而贺朴鸿是算得到底牌的,他还在摇头,到了第四张牌,苏琳琅就依然掀牌:“抱歉,我不跟了”
这已经三局了,苏琳琅拿到的牌都很好,但她却全都选了不跟,贺朴廷还好,神色如常,贺朴旭和贺朴铸俩急的不行,顾满贯还忙着拱火,跟他俩说:“这你们就不懂了吧,牌这东西风水轮流转,好牌不跟,接下来的牌就会越来越臭的。”
贺朴铸急的直搓手,忍不住问:“阿嫂,你的牌明明都很好,你为什么不跟,你到底在等啥牌?”

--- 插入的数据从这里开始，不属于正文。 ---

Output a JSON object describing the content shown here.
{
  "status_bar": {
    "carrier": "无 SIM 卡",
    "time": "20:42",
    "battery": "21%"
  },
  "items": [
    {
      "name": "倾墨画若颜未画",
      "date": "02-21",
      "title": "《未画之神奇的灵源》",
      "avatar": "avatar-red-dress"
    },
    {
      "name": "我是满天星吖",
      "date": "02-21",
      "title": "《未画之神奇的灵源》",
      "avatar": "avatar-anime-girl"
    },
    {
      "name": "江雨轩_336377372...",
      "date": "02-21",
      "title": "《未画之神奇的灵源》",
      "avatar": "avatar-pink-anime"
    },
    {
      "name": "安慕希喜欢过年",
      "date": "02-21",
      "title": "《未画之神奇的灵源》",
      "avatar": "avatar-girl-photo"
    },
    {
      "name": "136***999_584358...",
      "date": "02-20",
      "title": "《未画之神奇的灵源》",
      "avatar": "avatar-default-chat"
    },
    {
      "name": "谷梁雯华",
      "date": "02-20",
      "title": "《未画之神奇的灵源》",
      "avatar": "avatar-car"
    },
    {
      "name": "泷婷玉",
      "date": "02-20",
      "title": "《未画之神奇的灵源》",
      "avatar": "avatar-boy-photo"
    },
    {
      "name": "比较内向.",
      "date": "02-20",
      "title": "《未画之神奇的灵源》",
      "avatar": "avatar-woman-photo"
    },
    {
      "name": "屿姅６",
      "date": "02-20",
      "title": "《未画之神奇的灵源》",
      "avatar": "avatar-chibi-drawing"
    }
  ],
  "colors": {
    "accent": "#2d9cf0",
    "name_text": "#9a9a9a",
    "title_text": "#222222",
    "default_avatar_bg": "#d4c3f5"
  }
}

苏琳琅没说话,贺朴鸿回头,说:“闭嘴吧,你个蠢货!”
这要第四轮发牌了。
事不过三,经过这三局,贺朴鸿已经掌握梭哈赌桌上的基本规律了。
精明如袁四爷,经过前面三局,其实也已经摸到贺朴鸿的底了。
虽然他不愿意承认,但他必须承认,贺朴鸿的老千,就是他那双眼睛。
是的,他没有带任何作弊的东西,但是能算得准牌,靠的就是他那双眼睛。
场面不可能一直这么僵下去,袁四爷准备了那么久,当然早就准备好了对付贺朴鸿的招数。
而现在,为了速战速决,他的招数也要上场了。
他只轻轻侧了一下头,向身后的打手眨了眨眼,打手先是点燃一支烟,一口猛吸掉大半,再把手里的烟头反手一弹,烟头穿过赌桌,直奔贺朴鸿的眼睛而去。
一支燃烧的烟头而已,倒不会对贺朴鸿造成太大伤害,但肯定会干扰他的视线。
打手是用弹的,就好像街边那些抽完烟,随手弹烟头的男人,不过轻轻一弹,贺朴鸿在他侧面,他又在专心盯着荷官发牌,没注意,眨眼间,烟头从侧面飞速而来,直奔他的眼睛。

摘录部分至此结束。